Bloomberg News

Henkel Sees Emereging Market Pushing 2013 Profit Growth

March 06, 2013

Henkel AG forecast sales growth of at least 3 percent and higher profitability this year as the German maker of Loctite glues and Persil detergent gains an increasing share of revenue from emerging markets.

Sales will rise as much as 5 percent in 2013, Dusseldorf- based Henkel said today. Earnings before interest and taxes as a proportion of revenue will widen to as much as 14.5 percent, topping the 14.1 percent margin reported today for 2012.

The guidance was “reasonably challenging, but still beatable,” Andrew Wood, an analyst at Sanford C. Bernstein, said in an e-mailed report. “If management delivers these results, we would expect continued positive stock momentum.”

Emerging markets such as eastern Europe, Africa, Latin America and Asia accounted for 43 percent of sales last year, up from 42 percent in 2011. That helped reduce Henkel’s reliance on western Europe, where government austerity measures taken to counter the debt crisis deepened a recession.

“Business performance was particularly successful in emerging markets, with Asia excluding Japan standing out through strong double-digit growth, thanks to substantial expansion of business in China” in 2012, the company said.

Henkel shares gained as much as 3.2 percent, the biggest intraday increase since Jan. 25. The stock traded 2.9 percent higher at 70.65 euros as of 11:56 a.m. in Frankfurt.

New Products

The 2013 targets helped offset fourth-quarter profit that missed estimates. Earnings before interest and taxes, adjusted for one-time items, rose 8.4 percent to 544 million euros ($710 million) in the quarter, Henkel said. That compared with the 555 million-euro average of nine analysts estimates in a Bloomberg survey. Adjusted net income gained 13 percent to 377 million euros, also missing analyst predictions.

“Margins came in below our expectations, and slightly below consensus,” Bernstein’s Wood said.

Revenue gained 5.3 percent to 4 billion euros, the company said. Like-for-like growth was 4 percent, exceeding the 3.2 percent average of six estimates compiled by Bloomberg.

On an organic basis, which excludes the effects of acquisitions, disposals and currency shifts, cosmetics revenue rose 2.1 percent and adhesives sales gained 4.6 percent. Organic growth in the laundry and home-care business, which sells products such as Silan Royal fabric softener, was 4.7 percent.

Innovation Pipeline

Henkel said today that 42 percent of 2012 sales were generated from products introduced in the last three years. Those included a Schwarzkopf hair colorant in a jar and a new pre-dosed liquid detergent under the Persil brand.

Henkel has a “very strong innovation pipeline” for 2013, Chief Executive Officer Kasper Rorsted told analysts today on a conference call.

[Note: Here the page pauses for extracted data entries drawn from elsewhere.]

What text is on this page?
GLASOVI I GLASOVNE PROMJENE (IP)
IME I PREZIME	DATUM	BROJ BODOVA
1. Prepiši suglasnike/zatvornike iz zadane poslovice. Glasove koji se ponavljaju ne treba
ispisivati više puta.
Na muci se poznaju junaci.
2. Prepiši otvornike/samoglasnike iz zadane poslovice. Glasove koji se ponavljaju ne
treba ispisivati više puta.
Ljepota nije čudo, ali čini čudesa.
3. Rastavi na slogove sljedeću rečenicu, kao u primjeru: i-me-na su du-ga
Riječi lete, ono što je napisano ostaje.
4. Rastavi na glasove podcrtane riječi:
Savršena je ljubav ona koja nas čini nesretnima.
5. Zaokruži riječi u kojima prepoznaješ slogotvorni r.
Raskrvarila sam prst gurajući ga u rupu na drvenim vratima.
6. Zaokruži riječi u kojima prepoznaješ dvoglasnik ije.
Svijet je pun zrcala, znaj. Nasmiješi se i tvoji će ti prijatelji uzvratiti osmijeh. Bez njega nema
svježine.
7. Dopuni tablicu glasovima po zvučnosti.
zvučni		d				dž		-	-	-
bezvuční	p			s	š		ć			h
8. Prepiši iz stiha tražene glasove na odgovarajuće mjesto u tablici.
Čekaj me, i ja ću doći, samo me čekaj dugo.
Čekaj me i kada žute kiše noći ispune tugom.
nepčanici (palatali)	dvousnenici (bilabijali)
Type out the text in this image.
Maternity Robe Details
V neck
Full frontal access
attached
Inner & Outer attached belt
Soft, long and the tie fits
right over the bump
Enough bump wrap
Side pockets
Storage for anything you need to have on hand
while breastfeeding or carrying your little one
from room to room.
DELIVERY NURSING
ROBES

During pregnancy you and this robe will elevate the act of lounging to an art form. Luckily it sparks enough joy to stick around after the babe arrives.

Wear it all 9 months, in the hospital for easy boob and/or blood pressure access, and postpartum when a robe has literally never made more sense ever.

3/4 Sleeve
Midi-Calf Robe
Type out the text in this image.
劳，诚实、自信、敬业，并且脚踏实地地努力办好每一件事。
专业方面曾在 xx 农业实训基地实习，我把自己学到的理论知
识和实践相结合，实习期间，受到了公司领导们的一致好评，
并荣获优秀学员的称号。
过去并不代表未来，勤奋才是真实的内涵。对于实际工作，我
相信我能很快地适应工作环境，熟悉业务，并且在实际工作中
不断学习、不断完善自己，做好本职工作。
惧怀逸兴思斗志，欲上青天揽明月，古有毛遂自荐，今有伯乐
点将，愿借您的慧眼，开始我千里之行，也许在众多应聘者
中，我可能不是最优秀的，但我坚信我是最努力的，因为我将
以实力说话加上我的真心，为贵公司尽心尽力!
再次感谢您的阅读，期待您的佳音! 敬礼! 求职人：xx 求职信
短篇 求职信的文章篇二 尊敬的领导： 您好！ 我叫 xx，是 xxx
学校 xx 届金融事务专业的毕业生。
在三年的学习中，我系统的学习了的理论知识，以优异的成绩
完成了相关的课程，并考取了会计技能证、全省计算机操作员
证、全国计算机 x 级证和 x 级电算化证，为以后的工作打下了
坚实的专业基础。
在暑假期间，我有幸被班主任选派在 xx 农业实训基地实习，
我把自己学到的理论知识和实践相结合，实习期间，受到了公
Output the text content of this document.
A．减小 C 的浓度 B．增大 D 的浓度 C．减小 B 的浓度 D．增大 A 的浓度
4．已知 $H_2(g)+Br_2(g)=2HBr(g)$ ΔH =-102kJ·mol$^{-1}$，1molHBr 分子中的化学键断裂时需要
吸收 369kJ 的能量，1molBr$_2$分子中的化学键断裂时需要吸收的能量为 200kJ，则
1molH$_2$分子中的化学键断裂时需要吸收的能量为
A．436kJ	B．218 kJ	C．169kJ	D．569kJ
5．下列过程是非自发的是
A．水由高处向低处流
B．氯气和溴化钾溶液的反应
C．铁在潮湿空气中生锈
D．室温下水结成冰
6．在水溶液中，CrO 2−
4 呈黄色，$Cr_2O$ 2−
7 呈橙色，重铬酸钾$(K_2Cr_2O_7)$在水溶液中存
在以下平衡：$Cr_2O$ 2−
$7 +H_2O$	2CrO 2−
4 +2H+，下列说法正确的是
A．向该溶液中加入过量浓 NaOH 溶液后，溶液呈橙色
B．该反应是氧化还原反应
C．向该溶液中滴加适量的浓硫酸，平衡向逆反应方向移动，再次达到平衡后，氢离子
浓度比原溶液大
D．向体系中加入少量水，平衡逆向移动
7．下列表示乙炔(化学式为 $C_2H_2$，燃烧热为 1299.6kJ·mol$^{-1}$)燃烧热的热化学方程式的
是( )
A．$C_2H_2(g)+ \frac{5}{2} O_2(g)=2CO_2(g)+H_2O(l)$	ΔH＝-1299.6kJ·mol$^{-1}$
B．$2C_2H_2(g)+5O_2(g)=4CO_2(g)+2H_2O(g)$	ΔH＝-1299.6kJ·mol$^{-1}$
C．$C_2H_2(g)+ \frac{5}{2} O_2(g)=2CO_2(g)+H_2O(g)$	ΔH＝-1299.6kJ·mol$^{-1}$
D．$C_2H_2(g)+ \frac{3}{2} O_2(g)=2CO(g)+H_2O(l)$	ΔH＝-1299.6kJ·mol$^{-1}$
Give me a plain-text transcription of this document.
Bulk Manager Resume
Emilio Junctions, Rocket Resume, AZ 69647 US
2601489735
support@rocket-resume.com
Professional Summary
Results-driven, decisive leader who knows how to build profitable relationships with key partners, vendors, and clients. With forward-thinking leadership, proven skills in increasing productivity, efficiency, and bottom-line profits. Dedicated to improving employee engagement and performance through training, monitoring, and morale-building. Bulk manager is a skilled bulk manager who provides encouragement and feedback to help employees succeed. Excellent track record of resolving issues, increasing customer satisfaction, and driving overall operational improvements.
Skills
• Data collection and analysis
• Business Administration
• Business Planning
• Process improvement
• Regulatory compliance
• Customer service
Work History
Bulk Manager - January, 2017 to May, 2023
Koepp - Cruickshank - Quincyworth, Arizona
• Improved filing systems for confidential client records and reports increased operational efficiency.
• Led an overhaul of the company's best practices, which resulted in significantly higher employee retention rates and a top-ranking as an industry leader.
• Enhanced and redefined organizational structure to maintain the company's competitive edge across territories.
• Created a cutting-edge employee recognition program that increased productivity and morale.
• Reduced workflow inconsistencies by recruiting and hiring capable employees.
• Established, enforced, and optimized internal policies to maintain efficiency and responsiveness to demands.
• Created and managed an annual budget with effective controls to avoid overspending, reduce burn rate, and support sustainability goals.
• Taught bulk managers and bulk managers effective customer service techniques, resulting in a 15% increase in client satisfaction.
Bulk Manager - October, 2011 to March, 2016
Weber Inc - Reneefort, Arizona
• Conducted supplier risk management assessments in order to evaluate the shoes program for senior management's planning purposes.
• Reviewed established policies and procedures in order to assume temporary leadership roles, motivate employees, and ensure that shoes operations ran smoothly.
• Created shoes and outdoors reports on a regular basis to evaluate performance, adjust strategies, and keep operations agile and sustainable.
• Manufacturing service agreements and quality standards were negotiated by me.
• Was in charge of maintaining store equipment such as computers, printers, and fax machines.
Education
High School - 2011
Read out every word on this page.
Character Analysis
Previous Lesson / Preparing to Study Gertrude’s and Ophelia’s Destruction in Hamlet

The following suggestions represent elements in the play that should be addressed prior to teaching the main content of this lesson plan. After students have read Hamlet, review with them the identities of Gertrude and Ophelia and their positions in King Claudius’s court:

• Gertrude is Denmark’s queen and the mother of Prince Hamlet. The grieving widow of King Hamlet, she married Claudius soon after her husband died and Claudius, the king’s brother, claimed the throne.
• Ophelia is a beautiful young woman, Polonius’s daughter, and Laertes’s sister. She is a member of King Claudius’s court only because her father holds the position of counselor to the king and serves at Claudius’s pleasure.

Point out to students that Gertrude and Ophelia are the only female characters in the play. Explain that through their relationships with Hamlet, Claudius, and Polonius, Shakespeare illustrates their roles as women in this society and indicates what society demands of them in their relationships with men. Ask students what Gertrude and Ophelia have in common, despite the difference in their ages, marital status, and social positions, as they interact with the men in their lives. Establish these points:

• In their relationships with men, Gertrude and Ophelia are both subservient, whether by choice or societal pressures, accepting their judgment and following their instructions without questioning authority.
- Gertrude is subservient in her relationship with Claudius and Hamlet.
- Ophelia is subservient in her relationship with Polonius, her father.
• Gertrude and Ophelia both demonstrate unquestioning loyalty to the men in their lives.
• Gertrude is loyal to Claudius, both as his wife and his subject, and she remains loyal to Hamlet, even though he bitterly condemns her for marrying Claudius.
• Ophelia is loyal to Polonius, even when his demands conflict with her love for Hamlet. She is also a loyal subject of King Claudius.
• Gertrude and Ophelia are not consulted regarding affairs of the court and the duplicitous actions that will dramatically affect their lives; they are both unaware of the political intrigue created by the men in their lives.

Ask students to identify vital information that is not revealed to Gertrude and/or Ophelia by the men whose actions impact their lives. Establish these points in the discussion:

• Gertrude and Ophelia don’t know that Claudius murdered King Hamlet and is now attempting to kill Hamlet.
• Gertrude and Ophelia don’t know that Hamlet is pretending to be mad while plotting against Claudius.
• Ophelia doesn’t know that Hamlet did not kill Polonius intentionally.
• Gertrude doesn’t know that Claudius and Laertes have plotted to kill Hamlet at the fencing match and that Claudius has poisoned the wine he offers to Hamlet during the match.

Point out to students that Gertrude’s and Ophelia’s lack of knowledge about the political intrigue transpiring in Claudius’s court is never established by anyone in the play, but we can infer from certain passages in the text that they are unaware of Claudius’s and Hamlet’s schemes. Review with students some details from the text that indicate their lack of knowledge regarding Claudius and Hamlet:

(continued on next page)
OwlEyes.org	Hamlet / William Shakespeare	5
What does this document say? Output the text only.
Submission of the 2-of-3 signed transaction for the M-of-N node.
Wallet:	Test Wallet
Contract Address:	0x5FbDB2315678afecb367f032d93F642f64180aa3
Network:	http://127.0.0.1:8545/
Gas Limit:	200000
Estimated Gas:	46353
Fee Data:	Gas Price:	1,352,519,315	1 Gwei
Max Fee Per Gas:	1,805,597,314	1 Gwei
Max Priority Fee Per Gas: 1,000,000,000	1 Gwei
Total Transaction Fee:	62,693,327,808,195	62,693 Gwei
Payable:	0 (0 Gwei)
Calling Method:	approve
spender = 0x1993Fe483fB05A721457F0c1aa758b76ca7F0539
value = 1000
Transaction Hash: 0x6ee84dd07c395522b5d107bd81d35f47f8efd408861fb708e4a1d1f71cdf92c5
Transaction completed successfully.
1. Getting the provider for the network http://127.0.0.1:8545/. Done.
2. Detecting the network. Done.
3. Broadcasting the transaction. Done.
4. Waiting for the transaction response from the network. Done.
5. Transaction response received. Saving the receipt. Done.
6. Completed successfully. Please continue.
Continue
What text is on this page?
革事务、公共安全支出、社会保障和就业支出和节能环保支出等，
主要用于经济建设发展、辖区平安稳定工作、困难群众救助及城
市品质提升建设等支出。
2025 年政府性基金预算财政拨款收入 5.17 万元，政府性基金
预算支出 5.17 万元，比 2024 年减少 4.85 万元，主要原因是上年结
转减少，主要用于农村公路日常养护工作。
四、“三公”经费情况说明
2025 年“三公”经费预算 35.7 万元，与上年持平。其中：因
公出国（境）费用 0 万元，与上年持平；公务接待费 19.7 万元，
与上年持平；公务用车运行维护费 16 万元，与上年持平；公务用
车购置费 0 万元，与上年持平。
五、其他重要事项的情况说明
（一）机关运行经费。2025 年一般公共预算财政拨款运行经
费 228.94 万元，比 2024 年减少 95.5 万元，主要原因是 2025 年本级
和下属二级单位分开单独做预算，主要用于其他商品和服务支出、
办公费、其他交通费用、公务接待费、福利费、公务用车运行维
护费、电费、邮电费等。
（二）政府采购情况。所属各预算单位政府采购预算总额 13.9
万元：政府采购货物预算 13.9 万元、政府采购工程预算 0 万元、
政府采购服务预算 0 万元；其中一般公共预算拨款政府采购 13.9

The company is also “actively” managing its portfolio to exit some businesses, Chief Financial Officer Carsten Knobel told analysts. About 500 million euros in revenue comes from non-strategic products, he estimates. Henkel’s top 10 brands account for 44 percent of sales and it has cut the number of brands it sells to less than 400 from about 1,000 in 2008.

The market environment for professional hair-care, which includes products such as the Bonacure hair oil or Igora colorant for streaks, is “tough,” especially in western Europe, Rorsted said.

The electronics market, which Henkel supplies with adhesives, remains “very slow” and a “significant” recovery in the first half is not expected, he said. Henkel gets about half its revenue from adhesives.

Acquisitions

The company said today that net debt fell to 85 million euros from 1.39 billion euros at the end of 2011, while free cashflow doubled to a record 2.02 billion euros.

Acquisitions are “an integrated part of the company’s strategy,” Knobel said.

Between 2008 and 2012, non-core divestments and disposals amounted to 2 billion euros while additions and extensions to the existing portfolio reached 4 billion euros, Henkel said.

The company proposed a dividend of 95 euro cents per preferred share, a 19 percent increase from last year.